The U.S. Court of Appeals for the Sixth Circuit recently rejected a challenge to allow party designations for judges on the general election ballot in Ohio. The case is Ohio Council 8 v. Husted, 16a0034p.06.
Ohio judicial elections have always been weird in that judicial candidates are first selected in partisan primaries, and then have to run on the nonpartisan ballot, which by statute follows all of the partisan offices, including things like the sheriff, and the coroner. Ohio has used this two-tiered system for electing judges since 1851, but now only two other states use this kind of hybrid system. In 2013, Ohio’s Chief Justice Maureen O’Connor floated a proposal to eliminate party affiliation from judicial primaries, but that got no traction. The plaintiffs in Ohio Council 8 sought the opposite remedy-adding party affiliation to the general election ballot.
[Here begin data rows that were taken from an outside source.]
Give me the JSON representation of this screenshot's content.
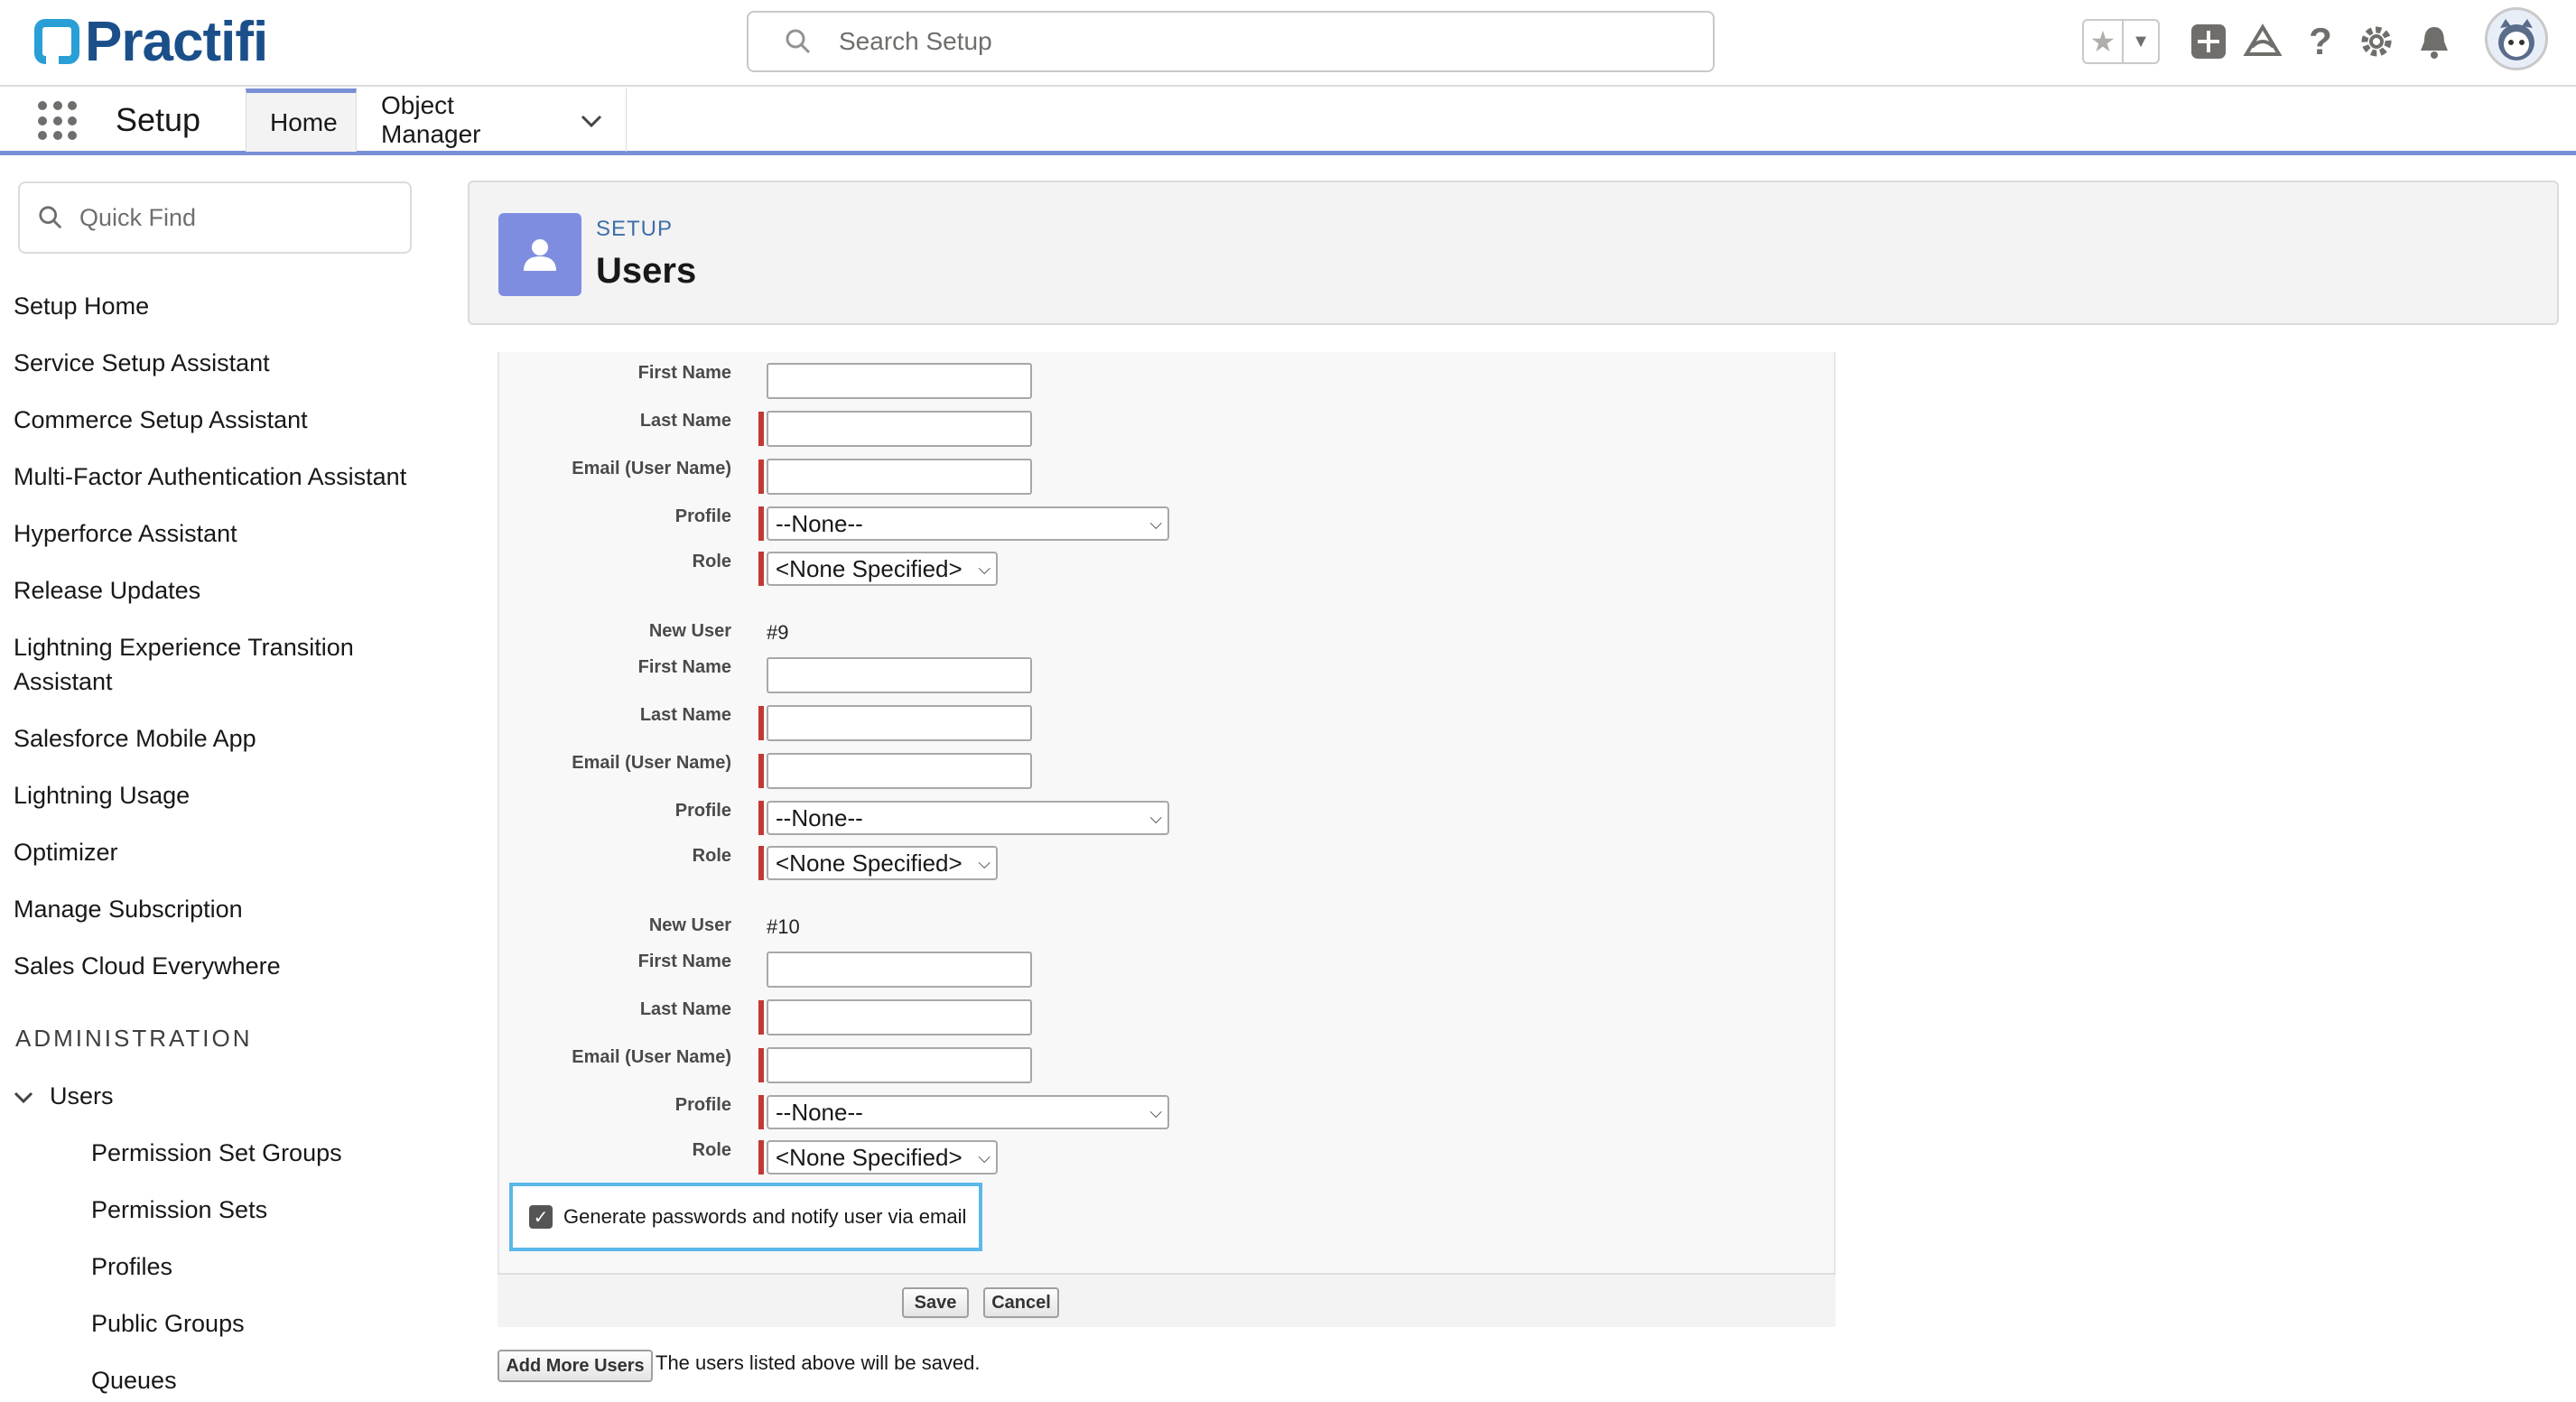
{
  "header": {
    "logo_text": "Practifi",
    "search_placeholder": "Search Setup"
  },
  "nav": {
    "app_title": "Setup",
    "tabs": [
      {
        "label": "Home"
      },
      {
        "label": "Object Manager"
      }
    ]
  },
  "sidebar": {
    "quick_find_placeholder": "Quick Find",
    "items": [
      "Setup Home",
      "Service Setup Assistant",
      "Commerce Setup Assistant",
      "Multi-Factor Authentication Assistant",
      "Hyperforce Assistant",
      "Release Updates",
      "Lightning Experience Transition Assistant",
      "Salesforce Mobile App",
      "Lightning Usage",
      "Optimizer",
      "Manage Subscription",
      "Sales Cloud Everywhere"
    ],
    "section_heading": "ADMINISTRATION",
    "users_label": "Users",
    "sub_items": [
      "Permission Set Groups",
      "Permission Sets",
      "Profiles",
      "Public Groups",
      "Queues"
    ]
  },
  "page_header": {
    "kicker": "SETUP",
    "title": "Users"
  },
  "form": {
    "labels": {
      "first_name": "First Name",
      "last_name": "Last Name",
      "email": "Email (User Name)",
      "profile": "Profile",
      "role": "Role",
      "new_user": "New User"
    },
    "profile_value": "--None--",
    "role_value": "<None Specified>",
    "user9": "#9",
    "user10": "#10",
    "generate_passwords_label": "Generate passwords and notify user via email",
    "save_label": "Save",
    "cancel_label": "Cancel",
    "add_more_label": "Add More Users",
    "note_text": "The users listed above will be saved."
  },
  "colors": {
    "accent": "#7a8fd6",
    "required": "#c23934",
    "highlight": "#5bb8e8",
    "logo": "#1b4f8a"
  }
}
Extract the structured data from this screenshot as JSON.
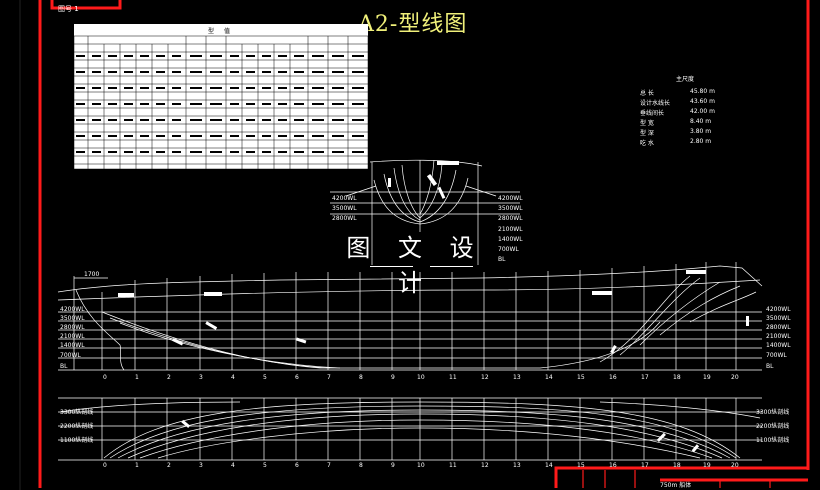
{
  "sheet": {
    "title": "A2-型线图",
    "tab_label": "图号 1",
    "watermark": "图 文 设 计",
    "scale_label": "750m 船体",
    "table_title": "型 值"
  },
  "particulars": {
    "heading": "主尺度",
    "rows": [
      {
        "label": "总 长",
        "value": "45.80 m"
      },
      {
        "label": "设计水线长",
        "value": "43.60 m"
      },
      {
        "label": "垂线间长",
        "value": "42.00 m"
      },
      {
        "label": "型 宽",
        "value": "8.40 m"
      },
      {
        "label": "型 深",
        "value": "3.80 m"
      },
      {
        "label": "吃 水",
        "value": "2.80 m"
      }
    ]
  },
  "profile_labels": {
    "left_waterlines": [
      "4200WL",
      "3500WL",
      "2800WL",
      "2100WL",
      "1400WL",
      "700WL",
      "BL"
    ],
    "right_waterlines": [
      "4200WL",
      "3500WL",
      "2800WL",
      "2100WL",
      "1400WL",
      "700WL",
      "BL"
    ],
    "body_waterlines": [
      "4200WL",
      "3500WL",
      "2800WL",
      "2100WL",
      "1400WL",
      "700WL",
      "BL"
    ],
    "stations": [
      "0",
      "1",
      "2",
      "3",
      "4",
      "5",
      "6",
      "7",
      "8",
      "9",
      "10",
      "11",
      "12",
      "13",
      "14",
      "15",
      "16",
      "17",
      "18",
      "19",
      "20"
    ],
    "deck_marker": "1700",
    "plan_left": [
      "3300纵剖线",
      "2200纵剖线",
      "1100纵剖线"
    ],
    "plan_right": [
      "3300纵剖线",
      "2200纵剖线",
      "1100纵剖线"
    ]
  },
  "colors": {
    "frame": "#ff1a1a",
    "title": "#f0f07a",
    "lines": "#ffffff"
  }
}
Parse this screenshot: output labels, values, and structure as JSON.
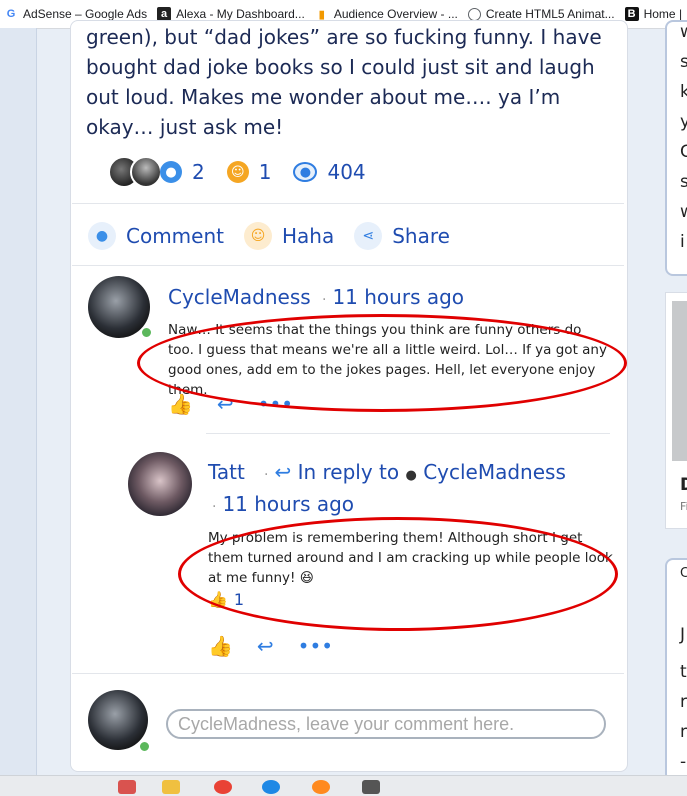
{
  "bookmarks": [
    {
      "icon": "google-g-icon",
      "glyph": "G",
      "label": "AdSense – Google Ads"
    },
    {
      "icon": "alexa-icon",
      "glyph": "a",
      "label": "Alexa - My Dashboard..."
    },
    {
      "icon": "analytics-bars-icon",
      "glyph": "▮",
      "label": "Audience Overview - ..."
    },
    {
      "icon": "globe-icon",
      "glyph": "◎",
      "label": "Create HTML5 Animat..."
    },
    {
      "icon": "b-logo-icon",
      "glyph": "B",
      "label": "Home |"
    }
  ],
  "post": {
    "text": "green), but “dad jokes” are so fucking funny.  I have bought dad joke books so I could just sit and laugh out loud. Makes me wonder about me…. ya I’m okay… just ask me!",
    "stats": {
      "comments": "2",
      "haha": "1",
      "views": "404"
    },
    "actions": {
      "comment": "Comment",
      "haha": "Haha",
      "share": "Share"
    }
  },
  "comments": [
    {
      "author": "CycleMadness",
      "time": "11 hours ago",
      "text": "Naw…  It seems that the things you think are funny others do too. I guess that means we're all a little weird. Lol… If ya got any good ones, add em to the jokes pages. Hell, let everyone enjoy them."
    },
    {
      "author": "Tatt",
      "reply_prefix": "In reply to",
      "reply_to": "CycleMadness",
      "time": "11 hours ago",
      "text": "My problem is remembering them!  Although short I get them turned around and I am cracking up while people look at me funny! 😆",
      "likes": "1"
    }
  ],
  "reply_box": {
    "placeholder": "CycleMadness, leave your comment here."
  },
  "right_column_letters": [
    "w",
    "s",
    "k",
    "y",
    "C",
    "s",
    "w",
    "i"
  ],
  "right_column_letters_2": [
    "D",
    "Fi"
  ],
  "right_column_letters_3": [
    "C",
    "J",
    "t",
    "r",
    "n",
    "-"
  ],
  "colors": {
    "link_blue": "#1f4cb0",
    "icon_blue": "#2f7de1",
    "annotation_red": "#e00000"
  }
}
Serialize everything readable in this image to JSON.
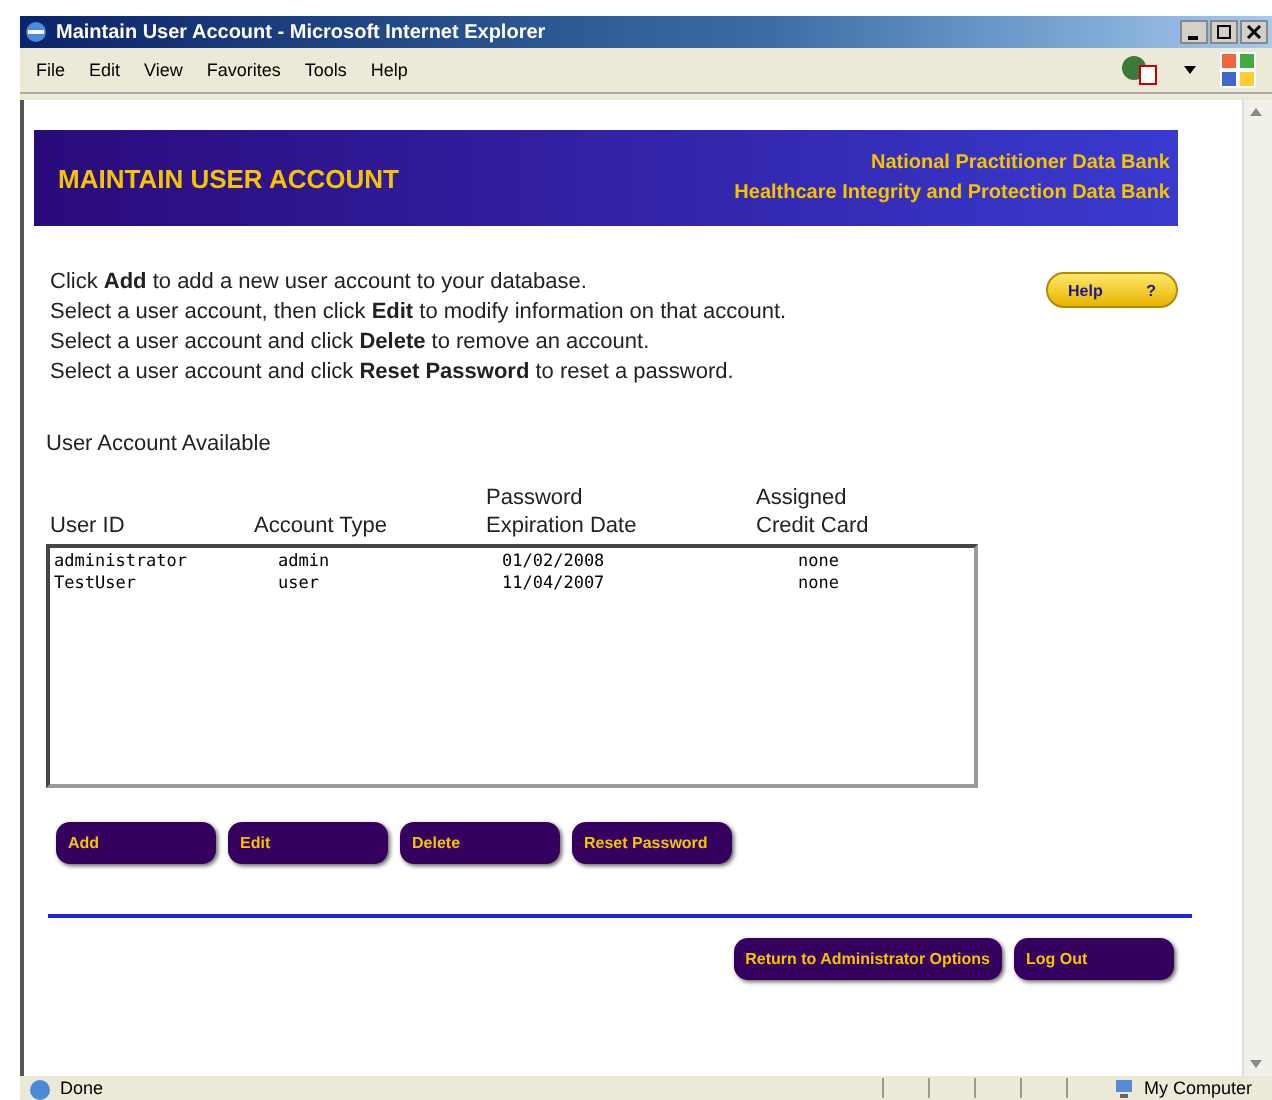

R.C. 3505.04 creates the nonpartisan ballot for judicial elections (and others not pertinent to this appeal.) In July of 2010, a statewide labor union, the Ohio Democratic Party, and several Democratic candidates for election or re-election to judgeships filed a lawsuit in Federal District Court in Cincinnati alleging that R.C. 3505.04 violated their First and Fourteenth Amendment rights to freedom of expression and association. The trial court ruled against the plaintiffs, who then appealed to the U.S. Court of Appeals for the Sixth Circuit, which covers federal appeals from Ohio, Kentucky, Michigan and Tennessee. In a unanimous opinion written by Judge John Rogers of Kentucky, and joined by Judges Danny Boggs of Kentucky and Gil Merritt of Tennessee, the appeals court upheld the statute. The court found that any burden on plaintiffs’ rights is minimal and outweighed by Ohio’s interest in minimizing partisanship in judicial elections.
Let’s back up a bit. Judicial elections are supposed to be different from elections for executive and legislative offices. Judges are not representatives, and are not supposed to make election pledges and promises. But in June of 2002, in Republican Party of Minnesota v. White, a decision authored by Justice Scalia, those differences began to blur. In that case, the U.S. Supreme Court struck down, on First Amendment grounds, a provision in Minnesota’s code of judicial conduct that prohibited candidates for judicial office from discussing their views on disputed legal or political issues. That decision threw a lot of the special rules about judicial elections into uncertainty or into the trash bin. Like most states, Ohio revised a lot of its judicial election rules as a result of that decision.
The plaintiffs in Ohio Council 8 contended that R.C. 3505.04 burdens the rights of political parties to back their chosen candidates, leads to voter drop-off on the ballot, (data has consistently shown that voting definitely falls off by the time voters get to the non-partisan ballot) and unconstitutionally impinges on the right of judicial candidates to express their qualification and associate with their political parties, and, in turn, burden the voters’ rights to associate, receive information, and cast meaningful votes. The appeals court rejected all of these arguments for the following reasons.
After the partisan primaries are over, political parties can still be involved in judicial elections. They can (and do) endorse judicial candidates, give them money, campaign on their behalf, and include their names on sample ballots that voters can take with them into the voting booth. Furthermore, although this has not always been true, judicial candidates can now publicly express their affiliation with a particular political party everywhere but on the general election ballot. They can tell voters they have been endorsed by a particular political party, and include such endorsement in campaign literature and ads if they want to.
The appeals court had an interesting take on the voter drop-off argument. It concluded that if voter drop off is because voters aren’t voting strictly for partisan reasons, then the non-partisan ballot is working to advance Ohio’s important interest in minimizing partisanship in judicial races.
So, in short, the appeals court found any burden on judicial candidates’ First and Fourteenth Amendment rights to be minimal, and outweighed by the important state interests of reducing partisanship in judicial elections and maintaining public perception of judicial integrity and impartiality. The court found that R.C. 3505.04 advances those interests in several ways. It discourages straight ticket voting and sends the message that judges are responsible to the law, not to any political party. It helps keep clear the line between judges and those elected to the political branches. So the federal appeals court upheld the state statute.
This decision by the federal appeals court is really a modest one; the underlying problem is with electing judges in the first place.